Public Urination in New York Becomes Test Case for Policing

The police often issue citations to people urinating in alleys off a bar-studded strip on Roosevelt Avenue in Queens. Credit Kevin Hagen for The New York Times

The police often issue citations to people urinating in alleys off a bar-studded strip on Roosevelt Avenue in Queens. Credit Kevin Hagen for The New York Times

Matt Flegenheimer and J. David Goodman write:

Evidence pools beneath rows of pay phones, between parked cars, outside bars where last call has come and gone.

The culprits can be found in any neighborhood of New York City: the West Village or Williamsburg, Chelsea or Elmhurst.
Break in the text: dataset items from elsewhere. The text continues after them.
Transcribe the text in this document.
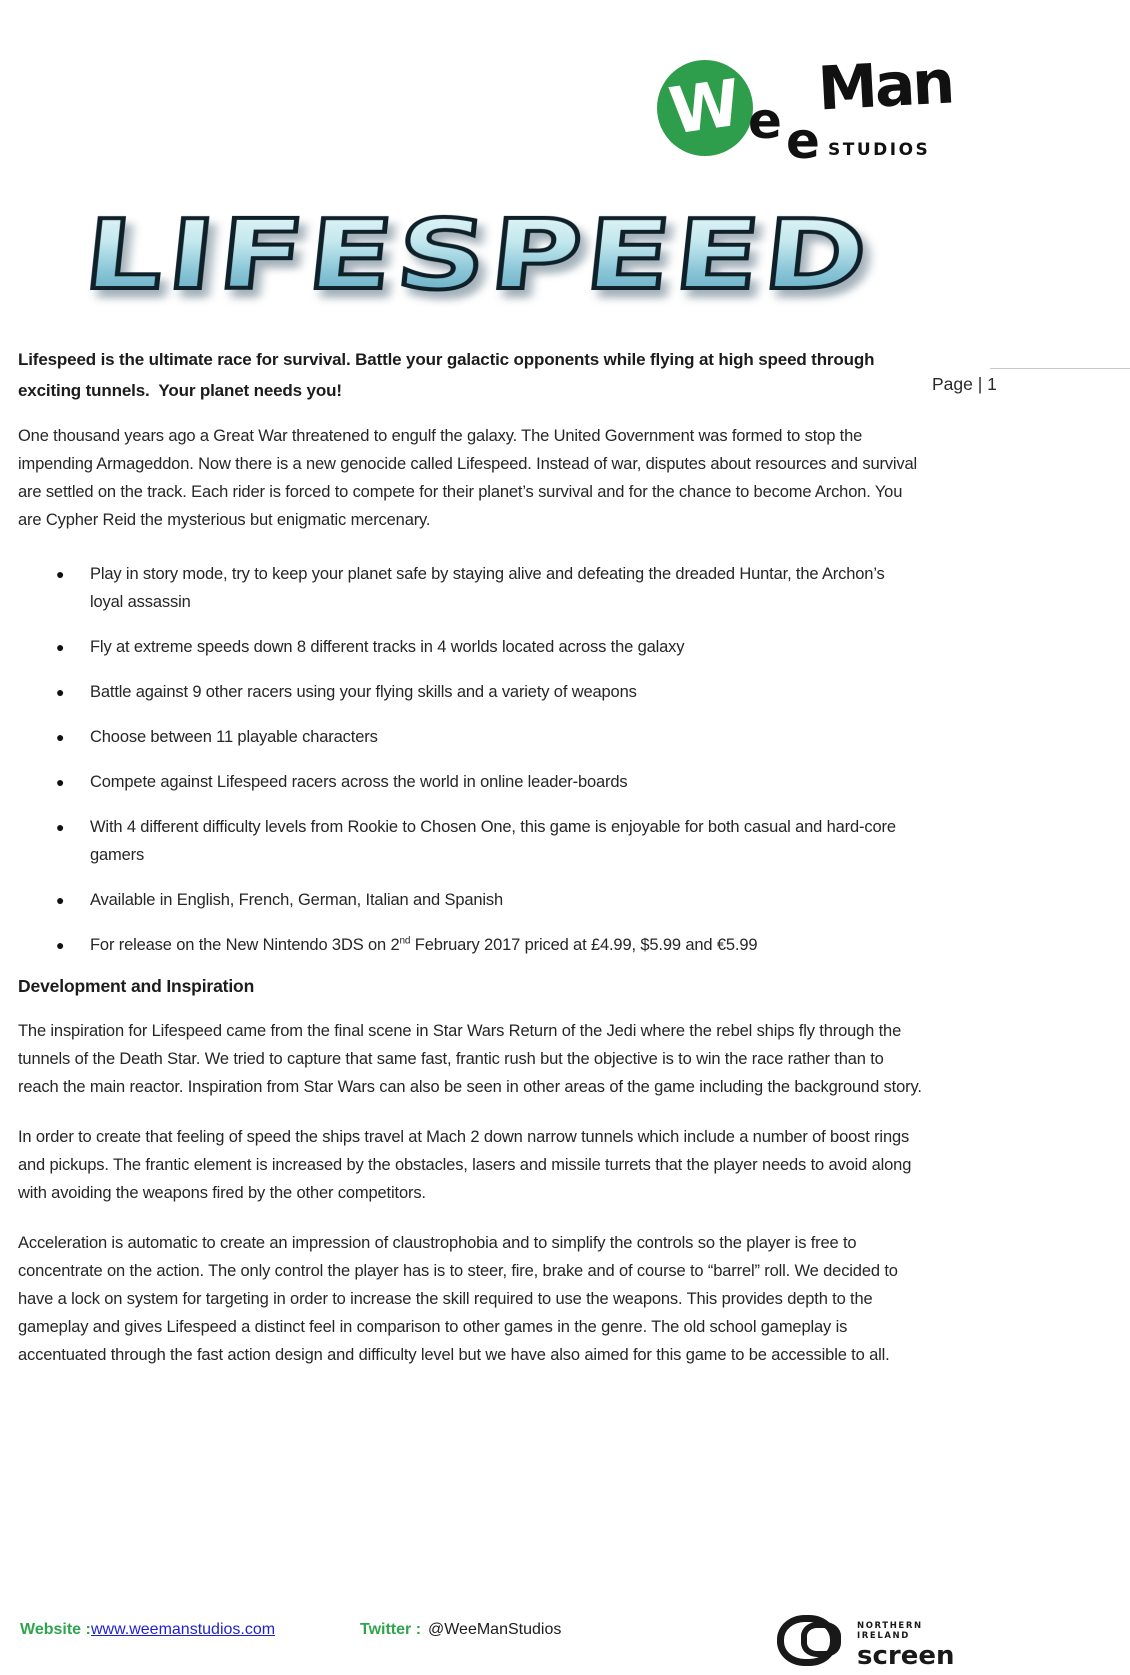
W e e
Man
STUDIOS
LIFESPEED
Page | 1

Lifespeed is the ultimate race for survival. Battle your galactic opponents while flying at high speed through exciting tunnels.  Your planet needs you!

One thousand years ago a Great War threatened to engulf the galaxy. The United Government was formed to stop the impending Armageddon. Now there is a new genocide called Lifespeed. Instead of war, disputes about resources and survival are settled on the track. Each rider is forced to compete for their planet’s survival and for the chance to become Archon. You are Cypher Reid the mysterious but enigmatic mercenary.

● Play in story mode, try to keep your planet safe by staying alive and defeating the dreaded Huntar, the Archon’s loyal assassin
● Fly at extreme speeds down 8 different tracks in 4 worlds located across the galaxy
● Battle against 9 other racers using your flying skills and a variety of weapons
● Choose between 11 playable characters
● Compete against Lifespeed racers across the world in online leader-boards
● With 4 different difficulty levels from Rookie to Chosen One, this game is enjoyable for both casual and hard-core gamers
● Available in English, French, German, Italian and Spanish
● For release on the New Nintendo 3DS on 2nd February 2017 priced at £4.99, $5.99 and €5.99
Development and Inspiration

The inspiration for Lifespeed came from the final scene in Star Wars Return of the Jedi where the rebel ships fly through the tunnels of the Death Star. We tried to capture that same fast, frantic rush but the objective is to win the race rather than to reach the main reactor. Inspiration from Star Wars can also be seen in other areas of the game including the background story.

In order to create that feeling of speed the ships travel at Mach 2 down narrow tunnels which include a number of boost rings and pickups. The frantic element is increased by the obstacles, lasers and missile turrets that the player needs to avoid along with avoiding the weapons fired by the other competitors.

Acceleration is automatic to create an impression of claustrophobia and to simplify the controls so the player is free to concentrate on the action. The only control the player has is to steer, fire, brake and of course to “barrel” roll. We decided to have a lock on system for targeting in order to increase the skill required to use the weapons. This provides depth to the gameplay and gives Lifespeed a distinct feel in comparison to other games in the genre. The old school gameplay is accentuated through the fast action design and difficulty level but we have also aimed for this game to be accessible to all.

Website : www.weemanstudios.com	Twitter : @WeeManStudios	NORTHERN IRELAND
screen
And teams of plainclothes police officers, unsympathetic to the urge, know where to lie in wait. Sometimes.

“This is tradition,” Alejandro Gomez, 31, said recently from a bench in Williamsburg, Brooklyn, where he shared a six-pack with two friends who rose to urinate, undetected, beside a park around 2 a.m.

As city leaders wrestle with how to adapt police tactics to a lower-crime era, the Police Department in recent months has suggested it would loosen its approach to public urination, a quintessential quality-of-life crime whose effects have a tendency to linger — both on the street and for the person cited.

Skeptics have bemoaned any proposed shift as an emblem of backslide after decades of aggressive policing. But Commissioner William J. Bratton, in a May letter to the City Council, said he was open to treating the offense as a violation only, rather than a misdemeanor, so long as officers preserved the right to make an arrest if necessary.